Dona enfim de uma rosa
Nascida de seu trauma.  
Alimentada na rebelião
De corpo e alma, fissuras

De seu muro entre as escolhas.
Culpada mas sem pecado,  
Sabe que viver são ondas
Passando pelo mito da mulher.

Significa enfim o arrojo
 Ao alcance da verdade.
Tal qual o parceiro na lida
De frente para o mundo.

*Cyro de Mattos é escritor e poeta. Tem livros pessoais publicados em Portugal, França, Itália e Alemanha.

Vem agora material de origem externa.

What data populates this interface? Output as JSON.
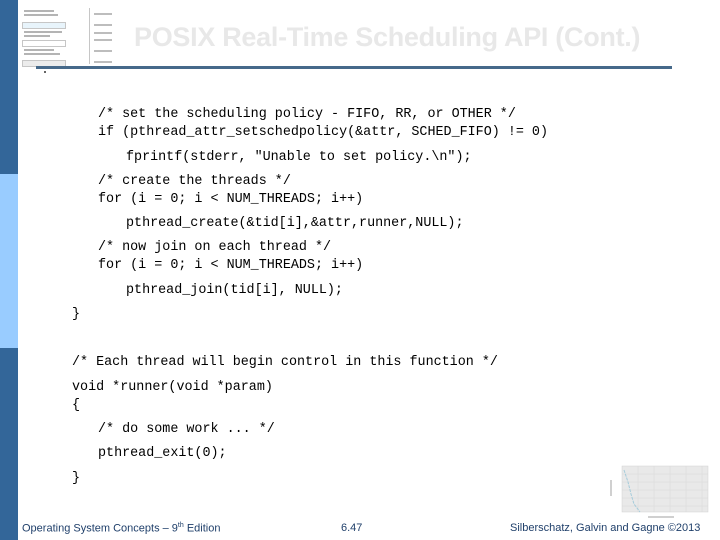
{
  "slide": {
    "title": "POSIX Real-Time Scheduling API (Cont.)",
    "code_lines": [
      "/* set the scheduling policy - FIFO, RR, or OTHER */",
      "if (pthread_attr_setschedpolicy(&attr, SCHED_FIFO) != 0)",
      "fprintf(stderr, \"Unable to set policy.\\n\");",
      "/* create the threads */",
      "for (i = 0; i < NUM_THREADS; i++)",
      "pthread_create(&tid[i],&attr,runner,NULL);",
      "/* now join on each thread */",
      "for (i = 0; i < NUM_THREADS; i++)",
      "pthread_join(tid[i], NULL);",
      "}",
      "/* Each thread will begin control in this function */",
      "void *runner(void *param)",
      "{",
      "/* do some work ... */",
      "pthread_exit(0);",
      "}"
    ]
  },
  "footer": {
    "book": "Operating System Concepts – 9",
    "book_sup": "th",
    "book_suffix": " Edition",
    "page": "6.47",
    "copyright": "Silberschatz, Galvin and Gagne ©2013"
  },
  "colors": {
    "sidebar": "#336699",
    "sidebar_band": "#99ccff",
    "title_rule": "#46698a",
    "title_text": "#e8e8e8",
    "footer_text": "#1f3f6a"
  }
}
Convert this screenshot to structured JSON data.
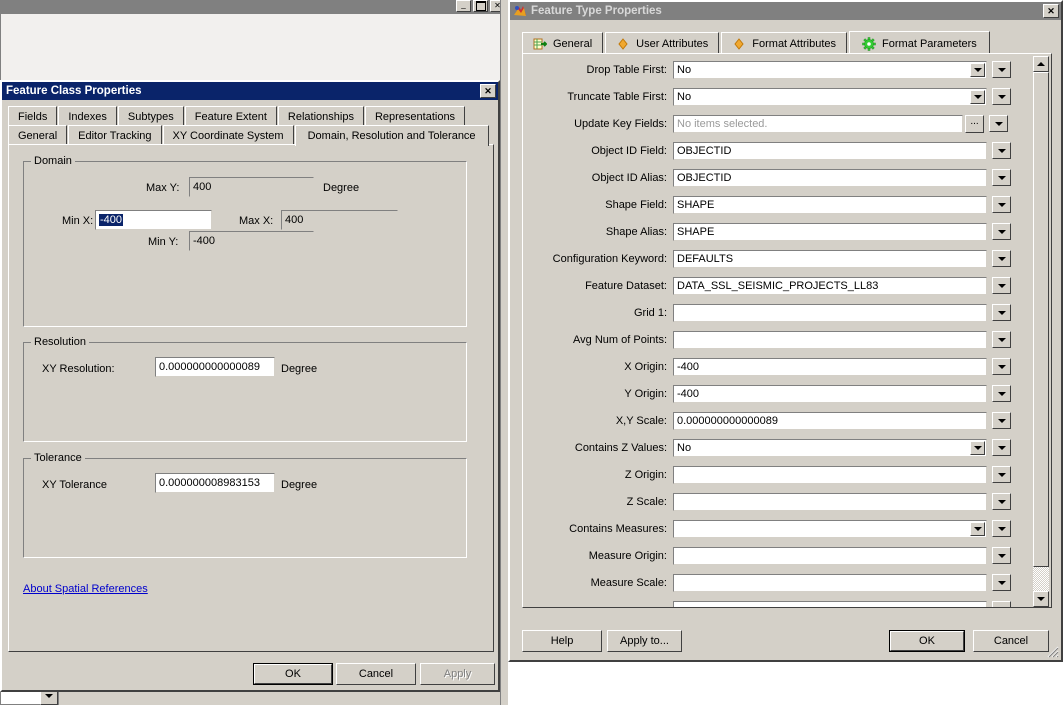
{
  "background_window": {
    "minimize_label": "_",
    "maximize_label": "❐",
    "close_label": "✕"
  },
  "dialog_feature_class": {
    "title": "Feature Class Properties",
    "close_label": "✕",
    "tabs_row1": [
      {
        "label": "Fields",
        "active": false
      },
      {
        "label": "Indexes",
        "active": false
      },
      {
        "label": "Subtypes",
        "active": false
      },
      {
        "label": "Feature Extent",
        "active": false
      },
      {
        "label": "Relationships",
        "active": false
      },
      {
        "label": "Representations",
        "active": false
      }
    ],
    "tabs_row2": [
      {
        "label": "General",
        "active": false
      },
      {
        "label": "Editor Tracking",
        "active": false
      },
      {
        "label": "XY Coordinate System",
        "active": false
      },
      {
        "label": "Domain, Resolution and Tolerance",
        "active": true
      }
    ],
    "domain": {
      "caption": "Domain",
      "max_y_label": "Max Y:",
      "max_y_value": "400",
      "max_y_unit": "Degree",
      "min_x_label": "Min X:",
      "min_x_value": "-400",
      "max_x_label": "Max X:",
      "max_x_value": "400",
      "min_y_label": "Min Y:",
      "min_y_value": "-400"
    },
    "resolution": {
      "caption": "Resolution",
      "xy_resolution_label": "XY Resolution:",
      "xy_resolution_value": "0.000000000000089",
      "xy_resolution_unit": "Degree"
    },
    "tolerance": {
      "caption": "Tolerance",
      "xy_tolerance_label": "XY Tolerance",
      "xy_tolerance_value": "0.000000008983153",
      "xy_tolerance_unit": "Degree"
    },
    "about_link": "About Spatial References",
    "buttons": {
      "ok": "OK",
      "cancel": "Cancel",
      "apply": "Apply"
    }
  },
  "dialog_feature_type": {
    "title": "Feature Type Properties",
    "close_label": "✕",
    "tabs": [
      {
        "label": "General",
        "icon": "table-arrow-icon",
        "active": false
      },
      {
        "label": "User Attributes",
        "icon": "orange-diamond-icon",
        "active": false
      },
      {
        "label": "Format Attributes",
        "icon": "orange-diamond-icon",
        "active": false
      },
      {
        "label": "Format Parameters",
        "icon": "green-gear-icon",
        "active": true
      }
    ],
    "parameters": [
      {
        "label": "Drop Table First:",
        "value": "No",
        "type": "combo",
        "placeholder": ""
      },
      {
        "label": "Truncate Table First:",
        "value": "No",
        "type": "combo",
        "placeholder": ""
      },
      {
        "label": "Update Key Fields:",
        "value": "",
        "type": "picker",
        "placeholder": "No items selected."
      },
      {
        "label": "Object ID Field:",
        "value": "OBJECTID",
        "type": "text",
        "placeholder": ""
      },
      {
        "label": "Object ID Alias:",
        "value": "OBJECTID",
        "type": "text",
        "placeholder": ""
      },
      {
        "label": "Shape Field:",
        "value": "SHAPE",
        "type": "text",
        "placeholder": ""
      },
      {
        "label": "Shape Alias:",
        "value": "SHAPE",
        "type": "text",
        "placeholder": ""
      },
      {
        "label": "Configuration Keyword:",
        "value": "DEFAULTS",
        "type": "text",
        "placeholder": ""
      },
      {
        "label": "Feature Dataset:",
        "value": "DATA_SSL_SEISMIC_PROJECTS_LL83",
        "type": "text",
        "placeholder": ""
      },
      {
        "label": "Grid 1:",
        "value": "",
        "type": "text",
        "placeholder": ""
      },
      {
        "label": "Avg Num of Points:",
        "value": "",
        "type": "text",
        "placeholder": ""
      },
      {
        "label": "X Origin:",
        "value": "-400",
        "type": "text",
        "placeholder": ""
      },
      {
        "label": "Y Origin:",
        "value": "-400",
        "type": "text",
        "placeholder": ""
      },
      {
        "label": "X,Y Scale:",
        "value": "0.000000000000089",
        "type": "text",
        "placeholder": ""
      },
      {
        "label": "Contains Z Values:",
        "value": "No",
        "type": "combo",
        "placeholder": ""
      },
      {
        "label": "Z Origin:",
        "value": "",
        "type": "text",
        "placeholder": ""
      },
      {
        "label": "Z Scale:",
        "value": "",
        "type": "text",
        "placeholder": ""
      },
      {
        "label": "Contains Measures:",
        "value": "",
        "type": "combo",
        "placeholder": ""
      },
      {
        "label": "Measure Origin:",
        "value": "",
        "type": "text",
        "placeholder": ""
      },
      {
        "label": "Measure Scale:",
        "value": "",
        "type": "text",
        "placeholder": ""
      },
      {
        "label": "",
        "value": "",
        "type": "text",
        "placeholder": ""
      }
    ],
    "ellipsis_label": "...",
    "buttons": {
      "help": "Help",
      "apply_to": "Apply to...",
      "ok": "OK",
      "cancel": "Cancel"
    }
  },
  "colors": {
    "active_titlebar": "#0a246a",
    "inactive_titlebar": "#808080",
    "dialog_face": "#d4d0c8",
    "selection": "#0a246a",
    "link": "#0000cc",
    "gear_green": "#33cc33",
    "diamond_orange": "#f0a830"
  }
}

Com o Cancioneiro do cacau  obteve o Segundo Lugar no Prêmio Internacional de Literatura Maestrale Marengo d’Oro, em Gênova, Itália, e o Prêmio Nacional Ribeiro Couto da União Brsileira de Escritores (Rio).Conquistou o Prêmio Literário Nacional Pen Clube do Brasil 2015 com o romance Os ventos gemedores. .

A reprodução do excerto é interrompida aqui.